Boehringer buys Abexxa, bolstering its immuno-oncology pipeline
Boehringer Ingelheim has agreed to buy US biotech Abexxa Biologics, its second acquisition in the cancer immunotherapy area in the space of a year.
Texas-based Abexxa has been on the Boehringer’s radar since it was set up, as it provided seed funding for the preclinical-stage company in 2016, buying into its approach of developing antibodies against targets inside cancer cells, rather than on the cell membrane.
That enlarges the pool of potential cancer antigen targets, according to Boehringer, and could lead to the development of cancer immunotherapies that are effective in a broader range of patients and cancer types.

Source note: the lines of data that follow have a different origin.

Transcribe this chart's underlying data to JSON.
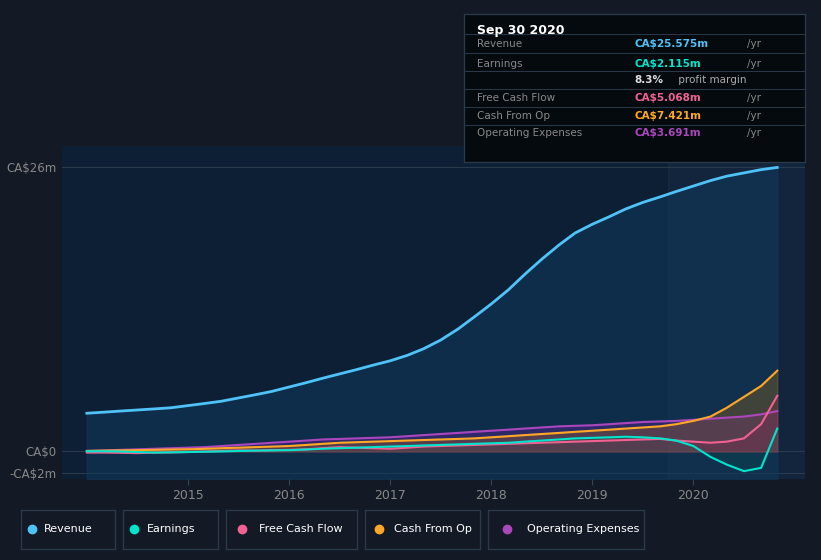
{
  "bg_color": "#131a25",
  "chart_bg": "#0d1f35",
  "legend_bg": "#1a2535",
  "ylim": [
    -2.5,
    28
  ],
  "xlim": [
    2013.75,
    2021.1
  ],
  "ytick_vals": [
    -2,
    0,
    26
  ],
  "ytick_labels": [
    "-CA$2m",
    "CA$0",
    "CA$26m"
  ],
  "xtick_years": [
    2015,
    2016,
    2017,
    2018,
    2019,
    2020
  ],
  "legend": [
    {
      "label": "Revenue",
      "color": "#4fc3f7"
    },
    {
      "label": "Earnings",
      "color": "#00e5cc"
    },
    {
      "label": "Free Cash Flow",
      "color": "#f06292"
    },
    {
      "label": "Cash From Op",
      "color": "#ffa726"
    },
    {
      "label": "Operating Expenses",
      "color": "#ab47bc"
    }
  ],
  "series": {
    "x": [
      2014.0,
      2014.17,
      2014.33,
      2014.5,
      2014.67,
      2014.83,
      2015.0,
      2015.17,
      2015.33,
      2015.5,
      2015.67,
      2015.83,
      2016.0,
      2016.17,
      2016.33,
      2016.5,
      2016.67,
      2016.83,
      2017.0,
      2017.17,
      2017.33,
      2017.5,
      2017.67,
      2017.83,
      2018.0,
      2018.17,
      2018.33,
      2018.5,
      2018.67,
      2018.83,
      2019.0,
      2019.17,
      2019.33,
      2019.5,
      2019.67,
      2019.83,
      2020.0,
      2020.17,
      2020.33,
      2020.5,
      2020.67,
      2020.83
    ],
    "revenue": [
      3.5,
      3.6,
      3.7,
      3.8,
      3.9,
      4.0,
      4.2,
      4.4,
      4.6,
      4.9,
      5.2,
      5.5,
      5.9,
      6.3,
      6.7,
      7.1,
      7.5,
      7.9,
      8.3,
      8.8,
      9.4,
      10.2,
      11.2,
      12.3,
      13.5,
      14.8,
      16.2,
      17.6,
      18.9,
      20.0,
      20.8,
      21.5,
      22.2,
      22.8,
      23.3,
      23.8,
      24.3,
      24.8,
      25.2,
      25.5,
      25.8,
      26.0
    ],
    "earnings": [
      0.02,
      0.02,
      0.0,
      -0.05,
      -0.1,
      -0.08,
      -0.05,
      -0.02,
      0.0,
      0.05,
      0.08,
      0.1,
      0.12,
      0.18,
      0.25,
      0.3,
      0.35,
      0.4,
      0.45,
      0.5,
      0.55,
      0.6,
      0.65,
      0.7,
      0.75,
      0.8,
      0.9,
      1.0,
      1.1,
      1.2,
      1.25,
      1.3,
      1.35,
      1.3,
      1.2,
      1.0,
      0.5,
      -0.5,
      -1.2,
      -1.8,
      -1.5,
      2.1
    ],
    "fcf": [
      -0.1,
      -0.1,
      -0.12,
      -0.15,
      -0.1,
      -0.08,
      -0.05,
      0.0,
      0.05,
      0.1,
      0.08,
      0.12,
      0.15,
      0.2,
      0.3,
      0.4,
      0.35,
      0.3,
      0.25,
      0.35,
      0.45,
      0.5,
      0.55,
      0.6,
      0.65,
      0.7,
      0.75,
      0.8,
      0.85,
      0.9,
      0.95,
      1.0,
      1.05,
      1.1,
      1.15,
      1.0,
      0.9,
      0.8,
      0.9,
      1.2,
      2.5,
      5.1
    ],
    "cashfromop": [
      0.05,
      0.08,
      0.1,
      0.12,
      0.15,
      0.18,
      0.2,
      0.25,
      0.3,
      0.35,
      0.4,
      0.45,
      0.5,
      0.6,
      0.7,
      0.8,
      0.85,
      0.9,
      0.95,
      1.0,
      1.05,
      1.1,
      1.15,
      1.2,
      1.3,
      1.4,
      1.5,
      1.6,
      1.7,
      1.8,
      1.9,
      2.0,
      2.1,
      2.2,
      2.3,
      2.5,
      2.8,
      3.2,
      4.0,
      5.0,
      6.0,
      7.4
    ],
    "opex": [
      0.05,
      0.1,
      0.15,
      0.2,
      0.25,
      0.3,
      0.35,
      0.4,
      0.5,
      0.6,
      0.7,
      0.8,
      0.9,
      1.0,
      1.1,
      1.15,
      1.2,
      1.25,
      1.3,
      1.4,
      1.5,
      1.6,
      1.7,
      1.8,
      1.9,
      2.0,
      2.1,
      2.2,
      2.3,
      2.35,
      2.4,
      2.5,
      2.6,
      2.7,
      2.75,
      2.8,
      2.9,
      3.0,
      3.1,
      3.2,
      3.4,
      3.7
    ]
  },
  "infobox": {
    "title": "Sep 30 2020",
    "title_color": "#ffffff",
    "bg": "#050a0f",
    "border": "#2a3a4a",
    "rows": [
      {
        "label": "Revenue",
        "value": "CA$25.575m",
        "unit": "/yr",
        "val_color": "#4fc3f7"
      },
      {
        "label": "Earnings",
        "value": "CA$2.115m",
        "unit": "/yr",
        "val_color": "#00e5cc"
      },
      {
        "label": "",
        "value": "8.3%",
        "unit": " profit margin",
        "val_color": "#dddddd",
        "is_margin": true
      },
      {
        "label": "Free Cash Flow",
        "value": "CA$5.068m",
        "unit": "/yr",
        "val_color": "#f06292"
      },
      {
        "label": "Cash From Op",
        "value": "CA$7.421m",
        "unit": "/yr",
        "val_color": "#ffa726"
      },
      {
        "label": "Operating Expenses",
        "value": "CA$3.691m",
        "unit": "/yr",
        "val_color": "#ab47bc"
      }
    ]
  }
}
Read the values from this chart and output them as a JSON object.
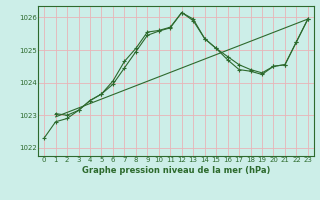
{
  "xlabel": "Graphe pression niveau de la mer (hPa)",
  "background_color": "#cceee8",
  "grid_color": "#e8b4b8",
  "line_color": "#2d6a2d",
  "border_color": "#2d6a2d",
  "fig_bg": "#cceee8",
  "xlim": [
    -0.5,
    23.5
  ],
  "ylim": [
    1021.75,
    1026.35
  ],
  "yticks": [
    1022,
    1023,
    1024,
    1025,
    1026
  ],
  "xticks": [
    0,
    1,
    2,
    3,
    4,
    5,
    6,
    7,
    8,
    9,
    10,
    11,
    12,
    13,
    14,
    15,
    16,
    17,
    18,
    19,
    20,
    21,
    22,
    23
  ],
  "series1_x": [
    0,
    1,
    2,
    3,
    4,
    5,
    6,
    7,
    8,
    9,
    10,
    11,
    12,
    13,
    14,
    15,
    16,
    17,
    18,
    19,
    20,
    21,
    22,
    23
  ],
  "series1_y": [
    1022.3,
    1022.8,
    1022.9,
    1023.15,
    1023.45,
    1023.65,
    1024.05,
    1024.65,
    1025.05,
    1025.55,
    1025.6,
    1025.7,
    1026.15,
    1025.95,
    1025.35,
    1025.05,
    1024.8,
    1024.55,
    1024.4,
    1024.3,
    1024.5,
    1024.55,
    1025.25,
    1025.95
  ],
  "series2_x": [
    1,
    23
  ],
  "series2_y": [
    1022.95,
    1025.95
  ],
  "series3_x": [
    1,
    2,
    3,
    4,
    5,
    6,
    7,
    8,
    9,
    10,
    11,
    12,
    13,
    14,
    15,
    16,
    17,
    18,
    19,
    20,
    21,
    22,
    23
  ],
  "series3_y": [
    1023.05,
    1023.0,
    1023.15,
    1023.45,
    1023.65,
    1023.95,
    1024.45,
    1024.95,
    1025.45,
    1025.58,
    1025.68,
    1026.15,
    1025.9,
    1025.35,
    1025.05,
    1024.7,
    1024.4,
    1024.35,
    1024.25,
    1024.5,
    1024.55,
    1025.25,
    1025.95
  ],
  "xlabel_fontsize": 6.0,
  "tick_labelsize": 5.0,
  "lw": 0.8,
  "marker_size": 3.5
}
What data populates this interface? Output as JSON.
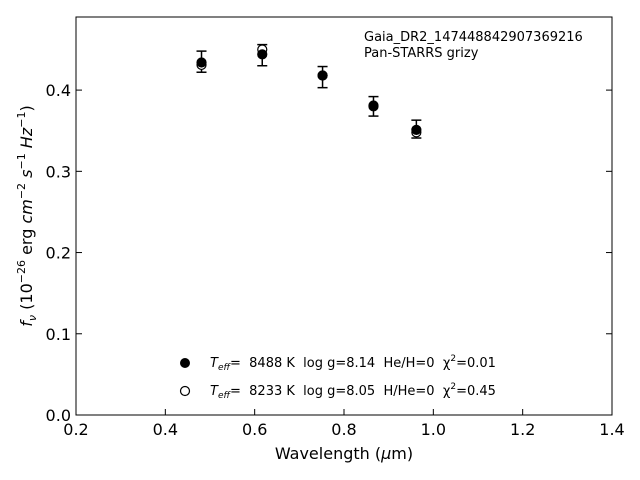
{
  "chart_data": {
    "type": "scatter",
    "annotation_lines": [
      "Gaia_DR2_147448842907369216",
      "Pan-STARRS grizy"
    ],
    "xlabel": "Wavelength (μm)",
    "ylabel": "f_ν (10^-26 erg cm^-2 s^-1 Hz^-1)",
    "xlim": [
      0.2,
      1.4
    ],
    "ylim": [
      0.0,
      0.49
    ],
    "xticks": [
      "0.2",
      "0.4",
      "0.6",
      "0.8",
      "1.0",
      "1.2",
      "1.4"
    ],
    "yticks": [
      "0.0",
      "0.1",
      "0.2",
      "0.3",
      "0.4"
    ],
    "grid": false,
    "legend_position": "bottom-center",
    "observed": {
      "x": [
        0.481,
        0.617,
        0.752,
        0.866,
        0.962
      ],
      "y": [
        0.435,
        0.443,
        0.416,
        0.38,
        0.352
      ],
      "yerr": [
        0.013,
        0.013,
        0.013,
        0.012,
        0.011
      ]
    },
    "series": [
      {
        "name": "T_eff= 8488 K  log g=8.14  He/H=0  χ²=0.01",
        "marker": "filled-circle",
        "x": [
          0.481,
          0.617,
          0.752,
          0.866,
          0.962
        ],
        "y": [
          0.434,
          0.444,
          0.418,
          0.381,
          0.351
        ]
      },
      {
        "name": "T_eff= 8233 K  log g=8.05  H/He=0  χ²=0.45",
        "marker": "open-circle",
        "x": [
          0.481,
          0.617,
          0.752,
          0.866,
          0.962
        ],
        "y": [
          0.431,
          0.45,
          0.418,
          0.38,
          0.348
        ]
      }
    ],
    "legend": [
      {
        "prefix": "T",
        "sub": "eff",
        "text": "=  8488 K  log g=8.14  He/H=0  χ",
        "sup": "2",
        "suffix": "=0.01"
      },
      {
        "prefix": "T",
        "sub": "eff",
        "text": "=  8233 K  log g=8.05  H/He=0  χ",
        "sup": "2",
        "suffix": "=0.45"
      }
    ]
  }
}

Abexxa’s platform has grown out of research conducted at the University of Texas at Arlington, and focuses on antibodies directed at intracellular targets on antigens that are presented on the surface of cells by human leukocyte antigen (HLA) molecules.
Its lead project is a T-cell receptor (TCR)-like antibody against an HLA molecule associated with intracellular protein NKG2A, an immune checkpoint. Inhibiting NKG2A is thought to restore the activity of natural killer cells and T cells against cancer.
The privately-held German pharma company hasn’t disclosed how much it will pay for Abexxa, although it did reveal that the deal includes upfront, milestone and other payments.
Abexxa will form part of its broader push into immuno-oncology, focused on cancer vaccines, oncolytic viruses and T-cell engagers, amongst other treatment strategies.
Last December, Boehringer paid €1.8 billion to take control of Swiss biotech NBE-Therapeutics, an antibody-drug conjugate specialist with a lead candidate for triple-negative breast cancer and lung adenocarcinoma in phase 1 testing.
That deal followed the acquisition of Northern Biologics and its preclinical-stage, anti-periostin antibody for solid tumours in May 2020, and the purchase of cancer vaccine biotech AMAL Therapeutics as well as oncology drug delivery specialist ICD Therapeutics in 2019.
Boehringer’s activity in this area hasn’t all been additive though. Earlier this year, it backed out of a $600 million alliance with CureVac focused on developed mRNA-based vaccines for cancer.